Lord of the Rings fans know that every good journey needs a traveling companion. So when showrunners JD Payne and Patrick McKay started shaping their new TV series The Rings of Power, they recruited an important ally to join them on their journey: Simon Tolkien.
Tolkien serves as a series consultant on The Lord of the Rings: The Rings of Power (premiering Sept. 2 on Amazon Prime Video), and Payne and McKay say his contributions to the show have been invaluable. Not only is Tolkien an accomplished novelist himself, but he also happens to be the grandson of original author J.R.R. Tolkien. The showrunners say he had a key role in helping to shape the show's story and character arc development, especially given his expertise and insight into his grandfather's work.
"The first time we met Simon Tolkien, we had to pinch ourselves — here we were, sitting across the table from the grandson of J.R.R. Tolkien himself," McKay explains. "And that was only the beginning of what has proven to be an extremely enriching and rewarding dialogue. His insights, attention to detail and passion for both the characters and the overall architecture of The Rings of Power are woven throughout the pages of our story. Working with Simon has been the experience of a lifetime."
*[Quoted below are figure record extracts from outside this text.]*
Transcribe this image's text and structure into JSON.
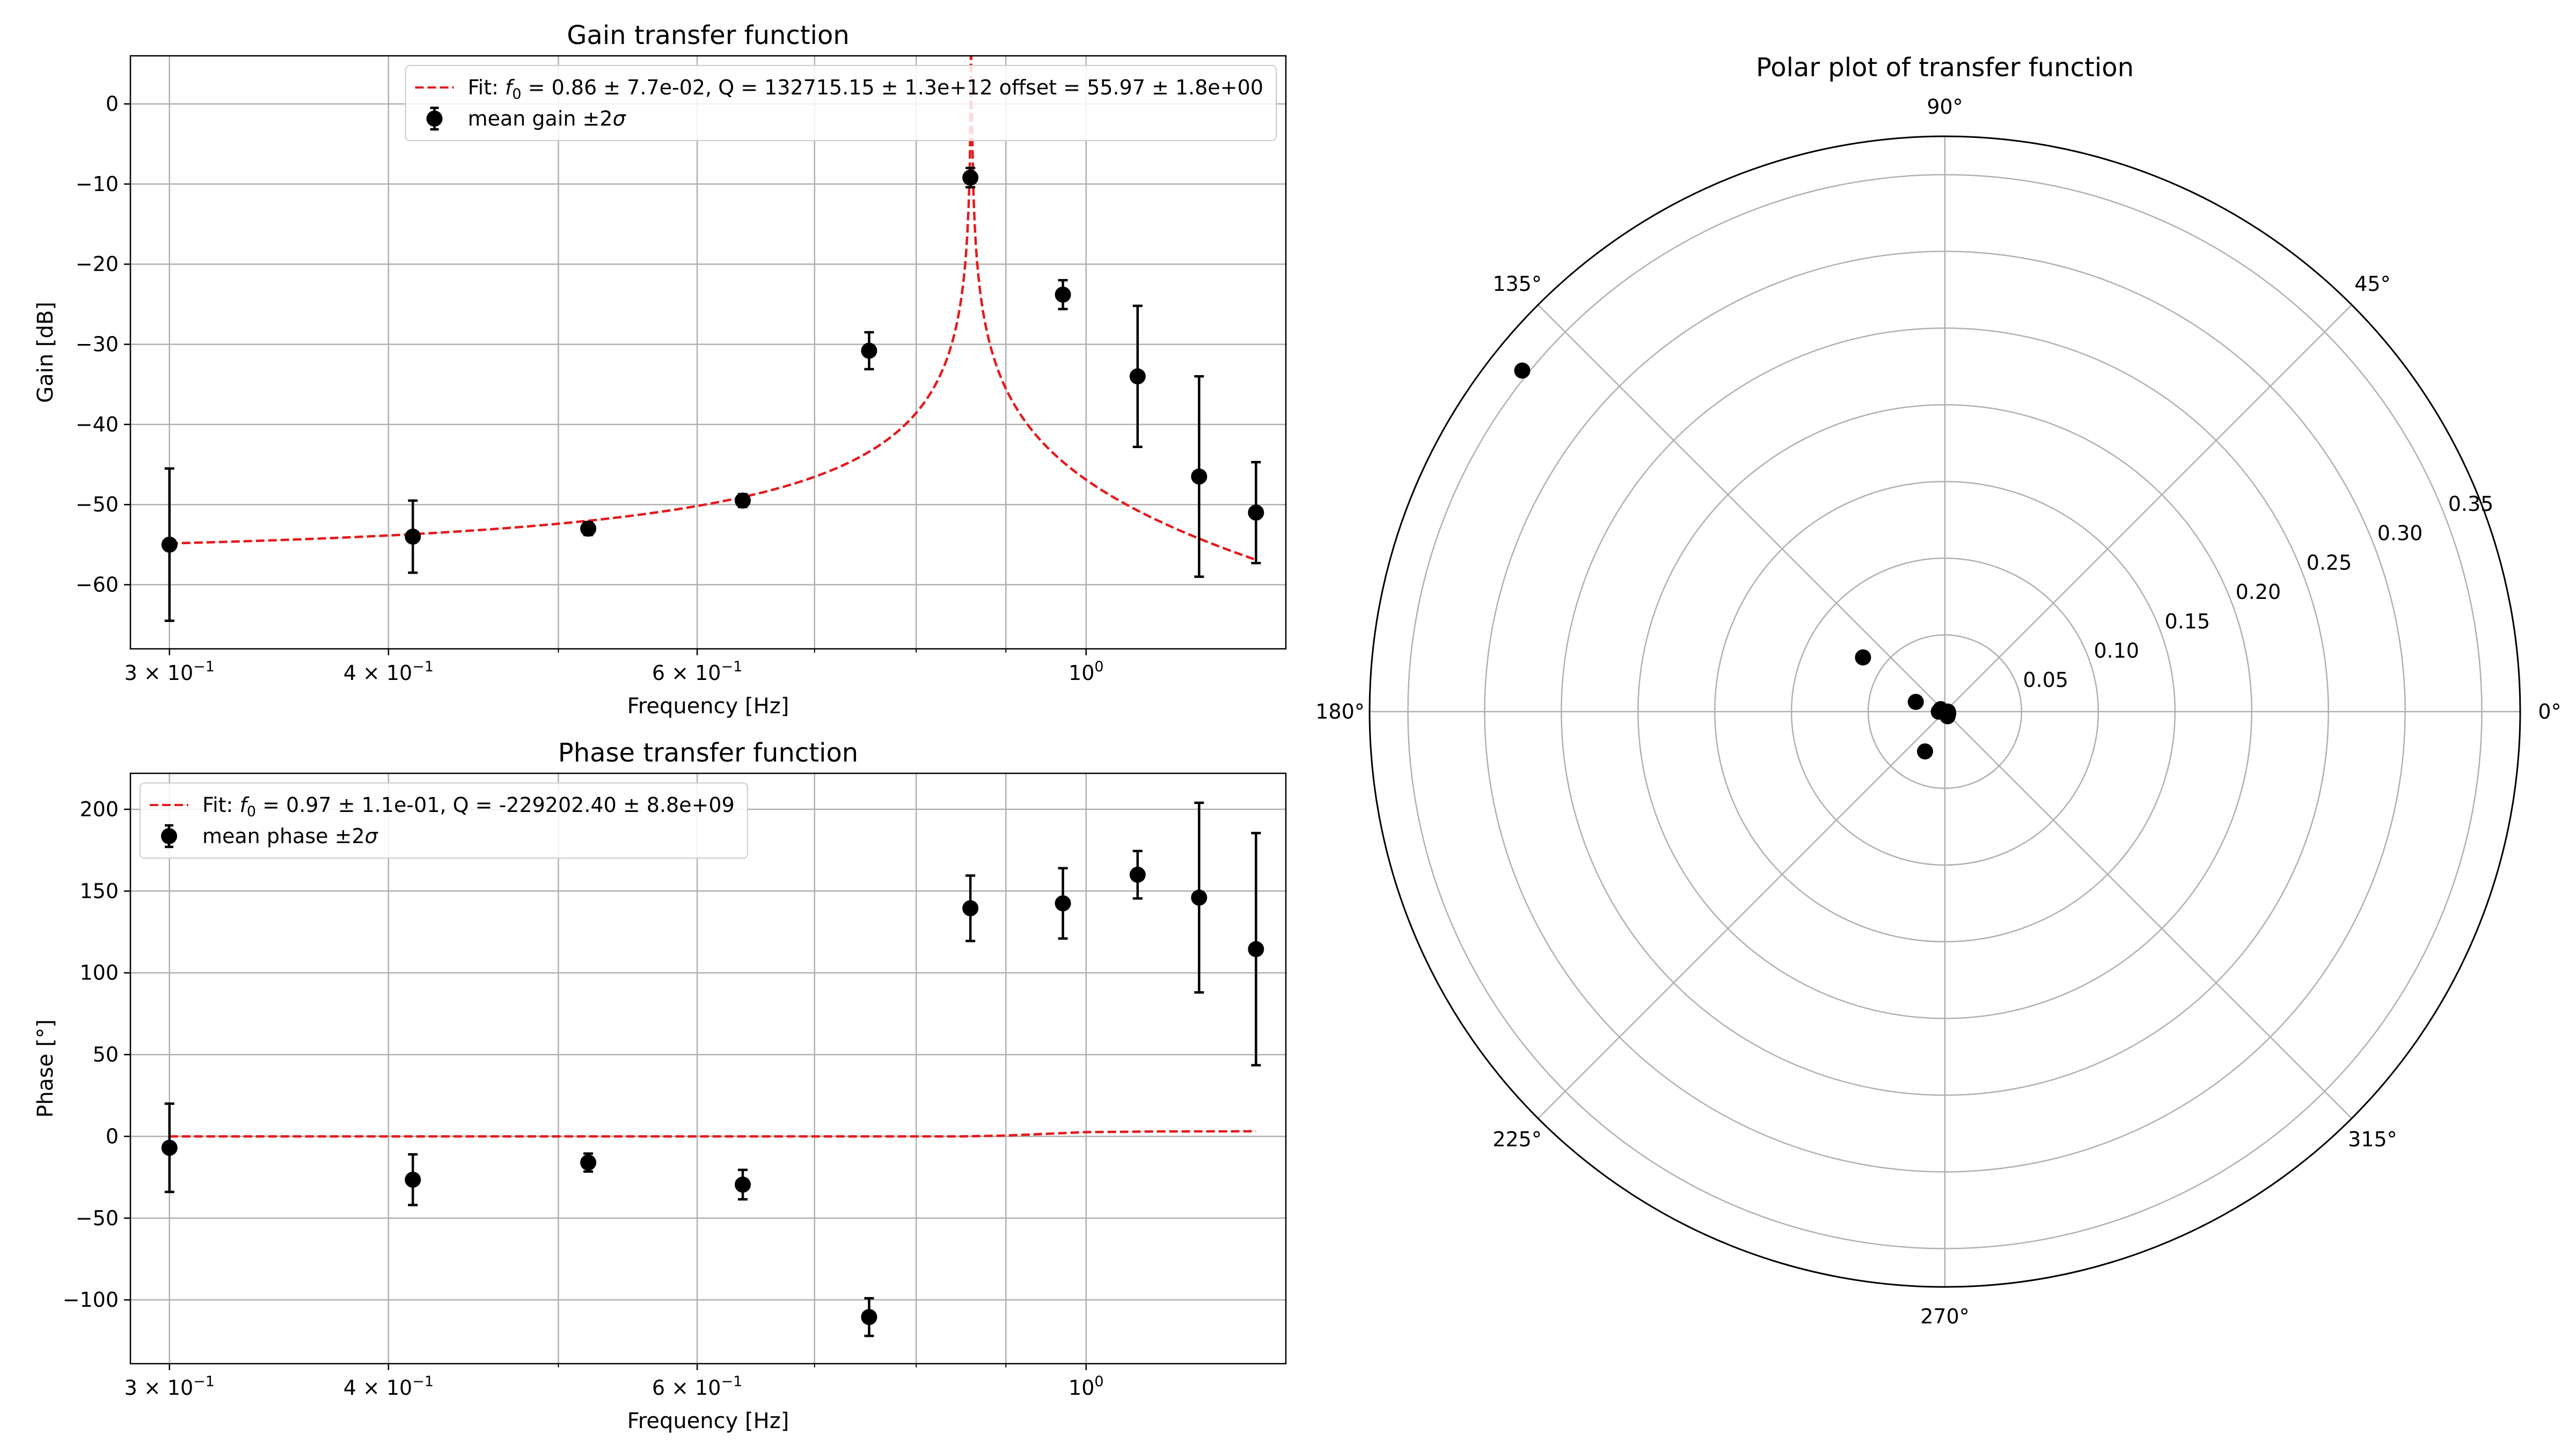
{
  "colors": {
    "fit": "#e41a1c",
    "data": "#000000",
    "grid": "#b0b0b0",
    "frame": "#000000"
  },
  "chart_data": [
    {
      "id": "gain",
      "type": "scatter",
      "title": "Gain transfer function",
      "xlabel": "Frequency [Hz]",
      "ylabel": "Gain [dB]",
      "xscale": "log",
      "xlim": [
        0.285,
        1.3
      ],
      "ylim": [
        -68,
        6
      ],
      "grid": true,
      "legend_position": "top-right",
      "xticks_major": [
        {
          "v": 0.3,
          "base": "3 × 10",
          "exp": "−1"
        },
        {
          "v": 0.4,
          "base": "4 × 10",
          "exp": "−1"
        },
        {
          "v": 0.6,
          "base": "6 × 10",
          "exp": "−1"
        },
        {
          "v": 1.0,
          "base": "10",
          "exp": "0"
        }
      ],
      "xticks_minor": [
        0.5,
        0.7,
        0.8,
        0.9
      ],
      "yticks": [
        {
          "v": 0,
          "label": "0"
        },
        {
          "v": -10,
          "label": "−10"
        },
        {
          "v": -20,
          "label": "−20"
        },
        {
          "v": -30,
          "label": "−30"
        },
        {
          "v": -40,
          "label": "−40"
        },
        {
          "v": -50,
          "label": "−50"
        },
        {
          "v": -60,
          "label": "−60"
        }
      ],
      "fit_legend": {
        "pre": "Fit: ",
        "sym": "f",
        "sub": "0",
        "post": " = 0.86 ± 7.7e-02, Q = 132715.15 ± 1.3e+12 offset = 55.97 ± 1.8e+00"
      },
      "data_legend": {
        "pre": "mean gain ±2",
        "sym": "σ"
      },
      "fit_model": {
        "f0": 0.86,
        "Q": 132715.15,
        "offset_db": -55.97
      },
      "data": [
        {
          "x": 0.3,
          "y": -55.0,
          "err": 9.5
        },
        {
          "x": 0.413,
          "y": -54.0,
          "err": 4.5
        },
        {
          "x": 0.52,
          "y": -53.0,
          "err": 0.8
        },
        {
          "x": 0.637,
          "y": -49.5,
          "err": 0.8
        },
        {
          "x": 0.752,
          "y": -30.8,
          "err": 2.3
        },
        {
          "x": 0.859,
          "y": -9.2,
          "err": 1.2
        },
        {
          "x": 0.97,
          "y": -23.8,
          "err": 1.8
        },
        {
          "x": 1.07,
          "y": -34.0,
          "err": 8.8
        },
        {
          "x": 1.16,
          "y": -46.5,
          "err": 12.5
        },
        {
          "x": 1.25,
          "y": -51.0,
          "err": 6.3
        }
      ]
    },
    {
      "id": "phase",
      "type": "scatter",
      "title": "Phase transfer function",
      "xlabel": "Frequency [Hz]",
      "ylabel": "Phase [°]",
      "xscale": "log",
      "xlim": [
        0.285,
        1.3
      ],
      "ylim": [
        -139,
        222
      ],
      "grid": true,
      "legend_position": "top-left",
      "xticks_major": [
        {
          "v": 0.3,
          "base": "3 × 10",
          "exp": "−1"
        },
        {
          "v": 0.4,
          "base": "4 × 10",
          "exp": "−1"
        },
        {
          "v": 0.6,
          "base": "6 × 10",
          "exp": "−1"
        },
        {
          "v": 1.0,
          "base": "10",
          "exp": "0"
        }
      ],
      "xticks_minor": [
        0.5,
        0.7,
        0.8,
        0.9
      ],
      "yticks": [
        {
          "v": 200,
          "label": "200"
        },
        {
          "v": 150,
          "label": "150"
        },
        {
          "v": 100,
          "label": "100"
        },
        {
          "v": 50,
          "label": "50"
        },
        {
          "v": 0,
          "label": "0"
        },
        {
          "v": -50,
          "label": "−50"
        },
        {
          "v": -100,
          "label": "−100"
        }
      ],
      "fit_legend": {
        "pre": "Fit: ",
        "sym": "f",
        "sub": "0",
        "post": " = 0.97 ± 1.1e-01, Q = -229202.40 ± 8.8e+09"
      },
      "data_legend": {
        "pre": "mean phase ±2",
        "sym": "σ"
      },
      "fit_line": [
        [
          0.3,
          0.0
        ],
        [
          0.85,
          0.0
        ],
        [
          0.9,
          0.5
        ],
        [
          1.0,
          2.6
        ],
        [
          1.1,
          3.0
        ],
        [
          1.25,
          3.1
        ]
      ],
      "data": [
        {
          "x": 0.3,
          "y": -7.0,
          "err": 27.0
        },
        {
          "x": 0.413,
          "y": -26.5,
          "err": 15.5
        },
        {
          "x": 0.52,
          "y": -16.0,
          "err": 5.5
        },
        {
          "x": 0.637,
          "y": -29.5,
          "err": 9.0
        },
        {
          "x": 0.752,
          "y": -110.5,
          "err": 11.5
        },
        {
          "x": 0.859,
          "y": 139.5,
          "err": 20.0
        },
        {
          "x": 0.97,
          "y": 142.5,
          "err": 21.5
        },
        {
          "x": 1.07,
          "y": 160.0,
          "err": 14.5
        },
        {
          "x": 1.16,
          "y": 146.0,
          "err": 58.0
        },
        {
          "x": 1.25,
          "y": 114.5,
          "err": 71.0
        }
      ]
    },
    {
      "id": "polar",
      "type": "scatter",
      "projection": "polar",
      "title": "Polar plot of transfer function",
      "rlim": [
        0,
        0.375
      ],
      "rticks": [
        {
          "v": 0.05,
          "label": "0.05"
        },
        {
          "v": 0.1,
          "label": "0.10"
        },
        {
          "v": 0.15,
          "label": "0.15"
        },
        {
          "v": 0.2,
          "label": "0.20"
        },
        {
          "v": 0.25,
          "label": "0.25"
        },
        {
          "v": 0.3,
          "label": "0.30"
        },
        {
          "v": 0.35,
          "label": "0.35"
        }
      ],
      "theta_ticks": [
        {
          "deg": 0,
          "label": "0°"
        },
        {
          "deg": 45,
          "label": "45°"
        },
        {
          "deg": 90,
          "label": "90°"
        },
        {
          "deg": 135,
          "label": "135°"
        },
        {
          "deg": 180,
          "label": "180°"
        },
        {
          "deg": 225,
          "label": "225°"
        },
        {
          "deg": 270,
          "label": "270°"
        },
        {
          "deg": 315,
          "label": "315°"
        }
      ],
      "points": [
        {
          "theta": 141.1,
          "r": 0.354
        },
        {
          "theta": 146.5,
          "r": 0.064
        },
        {
          "theta": 161.5,
          "r": 0.02
        },
        {
          "theta": 243.5,
          "r": 0.029
        },
        {
          "theta": 150.0,
          "r": 0.0032
        },
        {
          "theta": 180.0,
          "r": 0.004
        },
        {
          "theta": 300.0,
          "r": 0.0035
        },
        {
          "theta": 330.0,
          "r": 0.0025
        },
        {
          "theta": 340.0,
          "r": 0.0018
        },
        {
          "theta": 0.0,
          "r": 0.002
        }
      ]
    }
  ]
}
In a statement to EW, Tolkien also celebrated the partnership, saying, "I have enjoyed assisting Amazon Studios in connection with the series, and in particular providing input to JD Payne and Patrick McKay on matters including my grandfather's original writing."
The eldest son of the late Christopher Tolkien, Simon Tolkien worked as a London barrister, specializing in criminal defense, before leaving to pursue a career as a writer. Over the last 20 years, he's published books including No Man's Land, Orders from Berlin, and The King of Diamonds.
Instead of adapting an existing Tolkien novel, The Rings of Power focuses on the Second, an epic span of time occurring thousands of years before The Lord of the Rings or The Hobbit. Tolkien chronicled the Second Age in the appendices to The Lord of the Rings, and McKay and Payne say they jumped at the chance to explore stories like Sauron's first rise to power and the original forging of the One Ring.
"We were not interested in doing a show about the younger version of the same world you knew, where it's a little bit of a prequel," McKay previously told EW. "We wanted to go way, way, way back and find a story that could exist on its own two feet. This was one that we felt hadn't been told on the level and the scale and with the depth that we felt it deserved."